The first gallery, level with the floor carried on the first scarcement ledge, has carefully finished walls and was obviously used, if only for storage, but the walls of the other, narrower galleries are extremely rough with sharp stones sticking out. Above the entrance door a series of apertures or voids in the inner wall are carried up to the present top of the wall. This was, at least in part, a design to lessen the weight on the lintel over the door. Another set of voids starts high in the wall and there was originally a third set above the stair door. These puzzling voids did not give access to the galleries, for they are crossed by many lintels with only narrow gaps between, but they would have admitted air and may have helped to ventiate the galleries and stop them getting damp and smelly. Among the objects found in the broch when it was cleared out in 1914 were three stone ramps, used with oil and a floating wick, several rotary quernstones and some spindle whorls.

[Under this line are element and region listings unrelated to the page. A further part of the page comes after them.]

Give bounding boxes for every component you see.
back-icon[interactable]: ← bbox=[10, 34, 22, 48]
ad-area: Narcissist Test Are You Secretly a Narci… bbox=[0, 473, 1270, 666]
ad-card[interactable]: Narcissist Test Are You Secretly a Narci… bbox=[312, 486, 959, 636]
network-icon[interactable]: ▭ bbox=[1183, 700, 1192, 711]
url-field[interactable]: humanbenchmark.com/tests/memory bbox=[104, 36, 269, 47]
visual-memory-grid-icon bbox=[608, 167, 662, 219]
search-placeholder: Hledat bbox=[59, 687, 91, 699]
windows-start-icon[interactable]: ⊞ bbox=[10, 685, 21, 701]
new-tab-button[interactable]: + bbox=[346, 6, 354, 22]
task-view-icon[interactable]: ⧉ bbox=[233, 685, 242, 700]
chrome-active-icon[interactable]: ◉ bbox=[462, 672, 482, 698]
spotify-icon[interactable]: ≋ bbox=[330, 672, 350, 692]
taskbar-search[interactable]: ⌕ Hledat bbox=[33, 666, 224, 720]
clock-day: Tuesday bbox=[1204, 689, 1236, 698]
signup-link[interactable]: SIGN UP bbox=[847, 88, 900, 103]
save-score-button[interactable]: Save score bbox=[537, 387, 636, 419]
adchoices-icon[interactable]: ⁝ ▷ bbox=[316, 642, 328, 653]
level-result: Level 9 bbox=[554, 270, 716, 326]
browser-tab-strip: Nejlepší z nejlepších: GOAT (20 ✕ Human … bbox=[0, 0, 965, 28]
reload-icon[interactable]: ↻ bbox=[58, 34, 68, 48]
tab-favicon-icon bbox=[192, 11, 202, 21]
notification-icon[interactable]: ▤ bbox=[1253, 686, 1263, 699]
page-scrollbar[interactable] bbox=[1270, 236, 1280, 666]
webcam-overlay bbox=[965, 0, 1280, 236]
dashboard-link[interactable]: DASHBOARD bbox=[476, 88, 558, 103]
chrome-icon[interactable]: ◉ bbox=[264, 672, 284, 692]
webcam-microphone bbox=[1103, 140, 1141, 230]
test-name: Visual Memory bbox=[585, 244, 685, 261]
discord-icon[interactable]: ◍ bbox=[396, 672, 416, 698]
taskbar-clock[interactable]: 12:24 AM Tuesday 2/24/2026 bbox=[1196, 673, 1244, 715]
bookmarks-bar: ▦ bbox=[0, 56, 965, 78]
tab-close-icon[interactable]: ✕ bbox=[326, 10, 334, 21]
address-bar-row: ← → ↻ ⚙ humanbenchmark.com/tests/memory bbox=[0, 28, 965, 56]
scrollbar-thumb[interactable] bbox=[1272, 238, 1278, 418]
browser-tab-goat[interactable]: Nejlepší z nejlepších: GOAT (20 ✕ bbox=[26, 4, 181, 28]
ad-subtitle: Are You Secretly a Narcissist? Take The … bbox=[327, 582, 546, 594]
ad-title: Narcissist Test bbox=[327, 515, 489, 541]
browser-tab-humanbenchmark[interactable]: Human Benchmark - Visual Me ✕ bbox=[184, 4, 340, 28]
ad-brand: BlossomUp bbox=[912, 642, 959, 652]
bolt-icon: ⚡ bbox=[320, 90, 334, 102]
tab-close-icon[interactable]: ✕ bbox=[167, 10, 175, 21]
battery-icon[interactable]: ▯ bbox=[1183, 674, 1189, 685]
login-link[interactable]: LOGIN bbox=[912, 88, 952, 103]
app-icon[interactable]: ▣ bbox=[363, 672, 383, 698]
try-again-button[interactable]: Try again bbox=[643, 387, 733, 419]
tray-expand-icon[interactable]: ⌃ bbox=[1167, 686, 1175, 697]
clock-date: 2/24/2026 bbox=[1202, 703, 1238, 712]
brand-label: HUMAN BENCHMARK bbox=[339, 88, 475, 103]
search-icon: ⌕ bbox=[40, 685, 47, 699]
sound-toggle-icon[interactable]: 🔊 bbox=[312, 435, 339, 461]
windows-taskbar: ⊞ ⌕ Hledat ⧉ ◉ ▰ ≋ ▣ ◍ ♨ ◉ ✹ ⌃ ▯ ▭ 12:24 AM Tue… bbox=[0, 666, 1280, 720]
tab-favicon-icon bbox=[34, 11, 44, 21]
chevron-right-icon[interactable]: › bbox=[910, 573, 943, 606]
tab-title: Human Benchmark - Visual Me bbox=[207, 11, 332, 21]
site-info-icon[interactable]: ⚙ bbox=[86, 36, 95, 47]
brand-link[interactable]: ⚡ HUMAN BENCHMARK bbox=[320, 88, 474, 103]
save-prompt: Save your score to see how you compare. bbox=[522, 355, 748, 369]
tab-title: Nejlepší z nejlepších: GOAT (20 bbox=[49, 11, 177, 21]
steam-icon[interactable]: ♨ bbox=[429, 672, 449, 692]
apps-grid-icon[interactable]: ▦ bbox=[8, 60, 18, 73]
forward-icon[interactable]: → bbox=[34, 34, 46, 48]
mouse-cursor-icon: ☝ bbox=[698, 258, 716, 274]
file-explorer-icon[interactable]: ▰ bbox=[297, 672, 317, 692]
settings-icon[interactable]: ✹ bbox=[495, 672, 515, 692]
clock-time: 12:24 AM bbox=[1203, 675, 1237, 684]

Outside the door to the broch are further structures built of very large blocks, including an outer entrance with passages leading off right and left round the broch. This may be part of an outer wall which once surrounded the whole broch, forming an enclosure with houses in it. However the rectangular structure with very thick walls to the left of the entrance could be considerably later than the broch and not necessarily of the same date as the outer entrance.

Information from ‘Exploring Scotland’s Heritage: The Highlands’, (1995).